2) Using the "cornelia bresee" "james bell" search, the Google site had:

* "Who are parents of my Cornelia Bresee" on the Genforum message board for the Bresee surname
* "Re: Who are parents of my Cornelia Bresee?" on the Rootsweb/Ancestry Message Board for surname Bresee
* "Index for my Cornelia Bresee search" on GeneaMusings
* "Following up on Cornelia Bresee" on GeneaMusings
* "Randy's Search for Cornelia Bresee" on Becky Wiseman's Kinexxions blog.
* "Re: Who are parents of my Cornelia Bresee?" on the Genforum.com message board ( a mirror of the other one, in plain text)
* "sprague family" -- two pages for Cornelia Bresee on Lance Sprague's Rootsweb WorldConnect database.

The comparison is striking, isn't it?

Cuil found one of my GeneaMusings posts and not any others, and the link didn't have my search terms on it.

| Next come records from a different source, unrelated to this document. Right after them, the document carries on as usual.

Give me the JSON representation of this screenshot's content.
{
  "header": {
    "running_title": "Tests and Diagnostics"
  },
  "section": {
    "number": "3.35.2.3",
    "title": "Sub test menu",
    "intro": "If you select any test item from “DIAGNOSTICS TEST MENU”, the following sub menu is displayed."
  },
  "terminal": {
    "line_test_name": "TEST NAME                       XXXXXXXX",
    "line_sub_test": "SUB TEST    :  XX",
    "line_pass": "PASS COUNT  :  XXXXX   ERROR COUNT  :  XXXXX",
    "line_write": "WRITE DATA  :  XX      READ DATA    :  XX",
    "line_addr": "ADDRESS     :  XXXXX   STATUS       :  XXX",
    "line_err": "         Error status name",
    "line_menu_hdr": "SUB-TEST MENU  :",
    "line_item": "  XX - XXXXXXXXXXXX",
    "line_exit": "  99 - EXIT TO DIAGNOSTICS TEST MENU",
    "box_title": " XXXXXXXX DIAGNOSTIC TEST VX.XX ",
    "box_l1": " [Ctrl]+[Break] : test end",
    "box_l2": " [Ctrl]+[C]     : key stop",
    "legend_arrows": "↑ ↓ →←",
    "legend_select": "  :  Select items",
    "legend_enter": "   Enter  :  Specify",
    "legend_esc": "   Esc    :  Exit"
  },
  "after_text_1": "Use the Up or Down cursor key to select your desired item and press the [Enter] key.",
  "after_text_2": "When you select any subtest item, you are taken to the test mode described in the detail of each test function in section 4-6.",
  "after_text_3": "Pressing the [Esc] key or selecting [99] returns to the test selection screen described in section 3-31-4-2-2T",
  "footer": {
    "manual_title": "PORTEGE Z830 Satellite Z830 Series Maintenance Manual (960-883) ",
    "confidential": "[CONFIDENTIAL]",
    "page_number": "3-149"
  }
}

I had to search for it on the entire web site.

Google found items on GeneaMusings (but listed only one of them - there were 5), Becky's blog, the Genforum message board, the Rootsweb/Ancestry message board, and the Rootsweb WorldConnect database.

Is http://www.cuil.com/ Genea-cool? Is it ready for genealogy research prime time?

Not for me - not yet, anyway.

Maybe it will improve -- but it will have to improve by including the main resources that genealogy researchers use. And, hopefully, more of them. After all, that's what it claims to do, isn't it? Find more and better search results.

A caveat: this was just one fairly simple test of the web site, using methods I use on Google. I encourage other researchers to do other comparisons and share them with the genealogy community.

4 comments:

wendy said...

have you checked Jasia's post on this same topic? She did a search for her blog & in results it showed an "inappropriate" photo linked to her site!

Jennifer said...

I had the same experience with my "tester" names that I always use to try out new stuff... got alot of garbage and none of the typical sites that pop up when I go a google search.

The reactions I am reading from the tech sphere is equally disappointed, although I am hearing that there are a few kinks being worked out, and things should improve somewhat over time. Seems to me they should have waited on their launch a little, but oh well. I'll be sticking to the Google search for now!

Unknown said...

Let's also let Cuil know about the results of our comparisons.

Terry Thornton said...

Randy, I did three searches across Cruil and Google. The first was for the name GARFUS THORNTON; Cruil had 172 hits mostly articles I'd written whereas Google had 142.

When I searched "James Monroe Thornton" with quotes, Google 140 and Cruil 10. Of the six Cruil displays, none were Hill Country or GenForum posts I'd written.

Final comparison: "Dorcas Weaver Hollingsworth" --- Cruil three hits including one GenForum post I did whereas Google have five hits, four were references to articles I'd written.

For now, I think I'll stay with Google.